Jeffrey G. Ryan (Dept. Geology, Univ. South Florida, 4202 East Fowler Ave, Tampa, FL 33620; ryan@chuma.cas.usf.edu

Philip R. Kyle (Dept. Geosciences, New Mexico Inst. Min. Tech, Socorro, NM)

To assess the geochemical cycle of Li isotopes, and the role of subduction in Li isotopic distributions in the Earth, it is necessary to understand the level of Li isotopic diversity in terrestrial mantle reservoirs. Accessing this information in via examining mantle-derived volcanic rocks may be complicated by the fact that unlike radiogenic isotope systems, Li isotopic ratios may suffer chemical fractionations during hydrothermal processes associated with magmatism, and may also be affected by isotopically variable Li reservoirs in the crust. To characterize the effects of open-system magmatic processes, as well as to constrain d7Li values for mantle sources, we have examined the Li abundance and isotopic systematics of well-characterized suites of lavas from the McMurdo Volcanic Group (Mt. Erebus region) of Antarctica, for comparison to other intraplate volcanic sites.

Both Li contents and d7Li for our samples were determined using the VG P54-30 MC ICP-MS at the Dept. Terrestrial Magnetism/CIW, following methods pioneered by P. Tomascek and coworkers. Recent improvements in Li sensitivity are reflected in improved short-term reproducibility : repeated measurements of reference samples, and replicate sample digestions indicate a precision on d7Li determinations of on the order of 0.7‰.

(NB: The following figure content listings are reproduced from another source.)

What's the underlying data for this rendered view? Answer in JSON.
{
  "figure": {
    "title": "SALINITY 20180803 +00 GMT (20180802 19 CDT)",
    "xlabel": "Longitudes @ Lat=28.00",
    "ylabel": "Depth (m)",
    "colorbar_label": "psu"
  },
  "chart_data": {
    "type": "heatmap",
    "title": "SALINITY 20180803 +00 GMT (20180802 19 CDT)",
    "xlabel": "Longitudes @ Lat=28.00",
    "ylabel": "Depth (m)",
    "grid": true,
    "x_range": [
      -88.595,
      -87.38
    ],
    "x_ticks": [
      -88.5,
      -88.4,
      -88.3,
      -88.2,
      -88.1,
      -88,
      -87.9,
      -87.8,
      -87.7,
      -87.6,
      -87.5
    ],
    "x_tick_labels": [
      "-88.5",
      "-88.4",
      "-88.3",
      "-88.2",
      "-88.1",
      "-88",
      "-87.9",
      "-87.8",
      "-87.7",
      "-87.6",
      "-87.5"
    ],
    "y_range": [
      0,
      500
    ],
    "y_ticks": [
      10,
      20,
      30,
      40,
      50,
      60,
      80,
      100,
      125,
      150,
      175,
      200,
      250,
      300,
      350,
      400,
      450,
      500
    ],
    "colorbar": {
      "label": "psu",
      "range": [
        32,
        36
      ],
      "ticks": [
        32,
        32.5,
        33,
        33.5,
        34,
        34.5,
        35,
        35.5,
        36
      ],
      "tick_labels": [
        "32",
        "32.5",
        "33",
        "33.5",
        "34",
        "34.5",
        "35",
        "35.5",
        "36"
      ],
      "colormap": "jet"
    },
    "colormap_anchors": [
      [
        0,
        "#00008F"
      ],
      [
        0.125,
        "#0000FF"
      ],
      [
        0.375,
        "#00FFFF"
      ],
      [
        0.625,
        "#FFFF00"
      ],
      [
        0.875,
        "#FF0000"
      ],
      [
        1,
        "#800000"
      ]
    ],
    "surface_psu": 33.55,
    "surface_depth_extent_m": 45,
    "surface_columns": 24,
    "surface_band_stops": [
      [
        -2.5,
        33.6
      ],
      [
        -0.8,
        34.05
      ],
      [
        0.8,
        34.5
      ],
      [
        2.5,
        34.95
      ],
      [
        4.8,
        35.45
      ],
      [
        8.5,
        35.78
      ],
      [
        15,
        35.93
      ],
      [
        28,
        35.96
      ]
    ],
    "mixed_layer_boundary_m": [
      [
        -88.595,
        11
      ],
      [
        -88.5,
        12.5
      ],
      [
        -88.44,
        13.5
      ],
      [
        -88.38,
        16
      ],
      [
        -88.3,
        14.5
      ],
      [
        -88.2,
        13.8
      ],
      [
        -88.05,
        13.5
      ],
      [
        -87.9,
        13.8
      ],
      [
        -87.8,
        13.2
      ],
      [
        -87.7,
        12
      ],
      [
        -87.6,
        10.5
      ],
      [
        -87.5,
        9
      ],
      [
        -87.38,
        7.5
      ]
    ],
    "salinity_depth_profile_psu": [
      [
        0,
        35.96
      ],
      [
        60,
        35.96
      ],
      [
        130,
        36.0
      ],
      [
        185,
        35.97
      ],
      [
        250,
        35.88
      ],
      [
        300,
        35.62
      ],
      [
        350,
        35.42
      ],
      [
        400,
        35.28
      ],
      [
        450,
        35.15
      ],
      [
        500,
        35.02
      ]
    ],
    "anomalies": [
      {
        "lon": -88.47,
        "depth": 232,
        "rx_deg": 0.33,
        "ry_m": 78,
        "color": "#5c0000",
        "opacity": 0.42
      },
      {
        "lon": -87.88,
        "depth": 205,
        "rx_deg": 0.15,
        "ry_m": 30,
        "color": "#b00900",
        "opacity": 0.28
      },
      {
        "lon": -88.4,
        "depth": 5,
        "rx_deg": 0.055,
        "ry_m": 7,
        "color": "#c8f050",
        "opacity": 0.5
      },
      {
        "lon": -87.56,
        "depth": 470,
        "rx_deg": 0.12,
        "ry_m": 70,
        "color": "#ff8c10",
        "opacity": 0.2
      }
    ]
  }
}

The McMurdo samples analyzed included basanites and moderately evolved lavas of the Erebus Lineage (EL) and evolved Enriched Iron series (EFS) lavas (phonolites and trachytes). d7Li in relatively primitive EL lavas (Li contents: 3-9 ppm) average +4.0‰ 1‰, while the more evolved rocks (Li contents: 11-19 ppm) range from +1.4‰ to +10.4‰. Basanites from the Crary Mtns, in the West Antarctic Rift System (Late Cenozoic) have d7Li of +4.1‰ to +5.0‰. Thus, while magmatic processes do impart variability on d7Li, the most primitive lavas erupted in this region over time preserve a consistent ratio, most likely reflecting that of the local mantle source. The McMurdo mantle source is isotopically similar to that of Iceland (+3.1‰, +4‰) and Reunion (+2.8‰, +4.4‰), but distinct from that of St. Helena (+7.0‰) and the Pribilof Islands (~+6.7‰). The Li isotopic variability of intraplate volcanic rocks thus appears to be somewhat larger than that of MORBs, and "normal" arc lavas, though it is still markedly less than what is seen in "old" arc settings such as Panama.